The bourbon bottle was broken, its contents spreading over Howard's worktable, over the plans he had been drawing for an airplane that could soft-land, even badly damaged, even over icy waters.

Howard stood with some difficulty.

Tony obviously knew he was in trouble. He wasn't supposed to be in the workshop at all, wasn't supposed to touch his father's things, certainly wasn't supposed to spill drinks everywhere. His eyes darted back and forth as if looking for an exit.

"What are you doing down here?" asked Howard, softly. Strange how his voice went soft at times.

"I…I was…I wanted…because maybe if Santa wasn't done with my robot yet if you could tell Santa to make it the kind of robot that talks and it would talk to me and-"

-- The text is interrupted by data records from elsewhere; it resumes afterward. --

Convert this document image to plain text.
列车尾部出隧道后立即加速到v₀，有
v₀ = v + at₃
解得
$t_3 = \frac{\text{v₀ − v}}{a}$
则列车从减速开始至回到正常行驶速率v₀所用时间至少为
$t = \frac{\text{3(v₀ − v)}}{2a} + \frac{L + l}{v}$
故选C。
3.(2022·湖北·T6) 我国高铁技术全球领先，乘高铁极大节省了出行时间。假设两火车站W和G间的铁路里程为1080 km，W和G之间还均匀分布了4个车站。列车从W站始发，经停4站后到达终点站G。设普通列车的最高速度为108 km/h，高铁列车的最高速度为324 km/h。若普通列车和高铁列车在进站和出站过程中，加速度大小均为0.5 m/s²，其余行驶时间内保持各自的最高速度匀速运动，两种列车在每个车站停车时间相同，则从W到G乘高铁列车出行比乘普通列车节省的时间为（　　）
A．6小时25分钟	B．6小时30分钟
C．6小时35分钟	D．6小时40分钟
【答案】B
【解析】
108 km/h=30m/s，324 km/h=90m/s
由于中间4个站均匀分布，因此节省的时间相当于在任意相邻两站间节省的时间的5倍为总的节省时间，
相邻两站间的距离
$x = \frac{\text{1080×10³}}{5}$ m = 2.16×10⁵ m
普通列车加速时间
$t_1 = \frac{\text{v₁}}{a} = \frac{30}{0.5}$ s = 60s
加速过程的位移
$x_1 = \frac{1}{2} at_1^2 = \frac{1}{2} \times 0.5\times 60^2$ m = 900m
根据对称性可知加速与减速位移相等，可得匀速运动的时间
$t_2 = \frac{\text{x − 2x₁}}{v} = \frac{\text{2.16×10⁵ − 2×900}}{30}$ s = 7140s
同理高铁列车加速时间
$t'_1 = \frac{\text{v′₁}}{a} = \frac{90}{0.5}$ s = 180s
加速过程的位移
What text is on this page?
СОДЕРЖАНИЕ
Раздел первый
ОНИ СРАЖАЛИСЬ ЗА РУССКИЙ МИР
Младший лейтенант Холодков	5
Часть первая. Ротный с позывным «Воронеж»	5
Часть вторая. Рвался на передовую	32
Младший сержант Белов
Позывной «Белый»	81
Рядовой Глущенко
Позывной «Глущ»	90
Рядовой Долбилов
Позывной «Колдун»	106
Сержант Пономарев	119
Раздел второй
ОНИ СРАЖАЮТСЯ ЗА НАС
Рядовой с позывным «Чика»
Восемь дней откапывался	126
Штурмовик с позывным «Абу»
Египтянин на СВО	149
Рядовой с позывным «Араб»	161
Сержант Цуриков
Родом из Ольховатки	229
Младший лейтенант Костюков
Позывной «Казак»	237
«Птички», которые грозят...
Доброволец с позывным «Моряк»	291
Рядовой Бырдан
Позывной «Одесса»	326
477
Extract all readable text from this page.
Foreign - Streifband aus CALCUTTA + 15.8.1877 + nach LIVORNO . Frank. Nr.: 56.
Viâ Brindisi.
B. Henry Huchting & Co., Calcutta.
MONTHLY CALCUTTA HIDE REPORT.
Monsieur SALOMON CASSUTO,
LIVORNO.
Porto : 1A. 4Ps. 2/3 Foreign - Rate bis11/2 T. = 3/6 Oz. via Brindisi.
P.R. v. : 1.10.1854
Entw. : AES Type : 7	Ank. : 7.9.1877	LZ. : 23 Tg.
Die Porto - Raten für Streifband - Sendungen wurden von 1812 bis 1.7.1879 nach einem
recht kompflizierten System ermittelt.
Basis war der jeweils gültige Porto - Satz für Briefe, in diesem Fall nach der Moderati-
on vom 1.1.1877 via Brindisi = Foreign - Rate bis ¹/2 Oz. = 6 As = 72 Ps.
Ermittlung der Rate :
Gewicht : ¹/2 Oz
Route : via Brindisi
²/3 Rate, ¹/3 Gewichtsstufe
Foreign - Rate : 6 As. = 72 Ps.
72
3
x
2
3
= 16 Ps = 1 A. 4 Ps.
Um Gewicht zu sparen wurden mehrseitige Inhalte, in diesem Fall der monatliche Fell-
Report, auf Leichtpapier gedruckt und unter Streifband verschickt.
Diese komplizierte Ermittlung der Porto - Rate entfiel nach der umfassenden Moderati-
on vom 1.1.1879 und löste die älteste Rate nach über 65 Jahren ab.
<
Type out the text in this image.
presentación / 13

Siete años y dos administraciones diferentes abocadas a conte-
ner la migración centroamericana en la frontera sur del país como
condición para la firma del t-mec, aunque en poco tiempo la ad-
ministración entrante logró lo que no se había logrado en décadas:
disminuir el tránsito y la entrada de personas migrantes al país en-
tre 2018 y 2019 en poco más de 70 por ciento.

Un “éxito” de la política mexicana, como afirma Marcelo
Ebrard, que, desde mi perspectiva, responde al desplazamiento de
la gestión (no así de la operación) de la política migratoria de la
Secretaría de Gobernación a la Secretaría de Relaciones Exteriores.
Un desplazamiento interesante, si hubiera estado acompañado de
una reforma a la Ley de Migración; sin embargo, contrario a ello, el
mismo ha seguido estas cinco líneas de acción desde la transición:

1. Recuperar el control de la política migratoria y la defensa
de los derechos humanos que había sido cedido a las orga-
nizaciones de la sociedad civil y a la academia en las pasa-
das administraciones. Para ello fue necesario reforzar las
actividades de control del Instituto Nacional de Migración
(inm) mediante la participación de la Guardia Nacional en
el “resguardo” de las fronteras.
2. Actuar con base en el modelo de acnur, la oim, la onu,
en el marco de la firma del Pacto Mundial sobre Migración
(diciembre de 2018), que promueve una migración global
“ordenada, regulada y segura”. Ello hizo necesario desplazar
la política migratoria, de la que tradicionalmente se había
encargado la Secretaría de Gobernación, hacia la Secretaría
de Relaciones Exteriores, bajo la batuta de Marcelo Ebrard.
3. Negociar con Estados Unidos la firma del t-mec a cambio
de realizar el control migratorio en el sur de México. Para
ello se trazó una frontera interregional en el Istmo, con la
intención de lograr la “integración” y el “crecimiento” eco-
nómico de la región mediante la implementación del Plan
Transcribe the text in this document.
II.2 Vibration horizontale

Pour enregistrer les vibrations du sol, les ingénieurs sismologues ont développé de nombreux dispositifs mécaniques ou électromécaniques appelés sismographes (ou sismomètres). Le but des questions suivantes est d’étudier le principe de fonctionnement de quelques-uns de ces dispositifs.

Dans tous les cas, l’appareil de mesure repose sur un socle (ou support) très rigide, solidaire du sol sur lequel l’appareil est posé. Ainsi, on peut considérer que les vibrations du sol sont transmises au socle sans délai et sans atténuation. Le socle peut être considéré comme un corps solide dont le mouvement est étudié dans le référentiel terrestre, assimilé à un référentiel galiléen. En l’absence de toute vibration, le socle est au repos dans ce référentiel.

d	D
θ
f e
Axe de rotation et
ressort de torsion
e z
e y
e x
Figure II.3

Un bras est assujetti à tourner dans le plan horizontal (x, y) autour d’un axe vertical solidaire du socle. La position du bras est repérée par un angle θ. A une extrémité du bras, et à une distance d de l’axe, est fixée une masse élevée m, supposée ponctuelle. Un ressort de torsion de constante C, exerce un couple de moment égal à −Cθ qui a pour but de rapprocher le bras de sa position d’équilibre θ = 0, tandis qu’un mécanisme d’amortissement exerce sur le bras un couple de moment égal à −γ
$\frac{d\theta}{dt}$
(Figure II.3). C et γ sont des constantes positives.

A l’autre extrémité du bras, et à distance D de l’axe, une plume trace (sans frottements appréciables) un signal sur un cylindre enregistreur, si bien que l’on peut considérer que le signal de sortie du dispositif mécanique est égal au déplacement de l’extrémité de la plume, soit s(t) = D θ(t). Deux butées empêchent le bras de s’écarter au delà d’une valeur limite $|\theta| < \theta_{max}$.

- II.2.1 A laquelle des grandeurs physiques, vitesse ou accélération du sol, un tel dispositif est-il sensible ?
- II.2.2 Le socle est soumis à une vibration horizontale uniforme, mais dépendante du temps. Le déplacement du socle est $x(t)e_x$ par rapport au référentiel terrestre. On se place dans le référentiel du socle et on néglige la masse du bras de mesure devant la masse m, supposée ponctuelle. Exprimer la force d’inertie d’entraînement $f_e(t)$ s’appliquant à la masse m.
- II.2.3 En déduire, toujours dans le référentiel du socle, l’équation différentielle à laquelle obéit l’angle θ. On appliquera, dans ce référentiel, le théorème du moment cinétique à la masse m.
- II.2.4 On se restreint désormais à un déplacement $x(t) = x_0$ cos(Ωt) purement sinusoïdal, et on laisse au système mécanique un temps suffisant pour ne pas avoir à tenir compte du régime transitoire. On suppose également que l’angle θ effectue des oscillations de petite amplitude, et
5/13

"There is no Santa! It's just some fairy tale they tell stupid children! So they'll feel safe and happy like nothing could ever go wrong! Well, things go wrong and the fairy tales are lies." Howard's voice went strangely still and empty for the last sentence. He walked (stumbled) across the workshop and pulled the dropcloth off of Tony's remote-controlled car. It was bigger than most toys. It could be programmed to follow a certain path. With a few modifications, it could have even responded to environmental stimuli.

Howard tossed the package across the room, so it slid to a stop a few feet away from Tony. "There's your stupid robot. See the price tag? It came from the mall. No elves. No Santa. No fairy tales."

Tony stared up at his father, mouth hanging open. It all made sense and Tony didn't like the conclusion.

The bourbon began to drip off the edges of the worktable.

"Get. Out," said Howard. Said, not yelled, but said with such seriousness, Tony was frozen in place. "Get out! Or I'll take a hammer to the damn car and you won't have any Christmas presents at all!"

Tony turned and fled.


It was a terrible Christmas. Tony made a point of telling everyone he knew that Santa wasn't real, including much of his preschool class – the parents weren't very appreciative. He stayed out of Howard's way, afraid to lose his only present. Before, he had been hopeful that even if his parents were unfair, Santa would balance things out. But there was no Santa, just a father he couldn't predict and a mother whose depressions made her unavailable.

Not to mention no robot. (A remote control car was not a robot, no matter what his father said.)

Tony busied himself disassembling old watches and whatever else Jarvis found for him.


"Take him with you or don't go. Those are your choices." Maria was immovable.

"You don't get to tell me what to do," hissed Howard, recognizing that he was losing this argument.

"You wrecked his Christmas. The least you can do is take him to the North Atlantic with you. He can swim now and he knows boat safety," she added.

"It's not a fucking fishing trip, Maria! We're looking for-"

"I know what you're looking for! And while you're busy going on about what's a fairy tale, you might want to add another one to the list!"


"I know this one! This is the sonar and it has a green screen for hearing stuff in the ocean!"

"Well," said the sailor, "aren't you a clever one? You're going to help your dad look for Captain America, aren't you?"

"Yup," said Tony. He looked fairly ridiculous. He was wearing a life jacket, at the insistence of his mother, but on top of that, he was wearing an extremely uneven cloak he had personally made from an electric blanket doused in waterproofing. He was also wearing aviation goggles. He felt very prepared to be an explorer.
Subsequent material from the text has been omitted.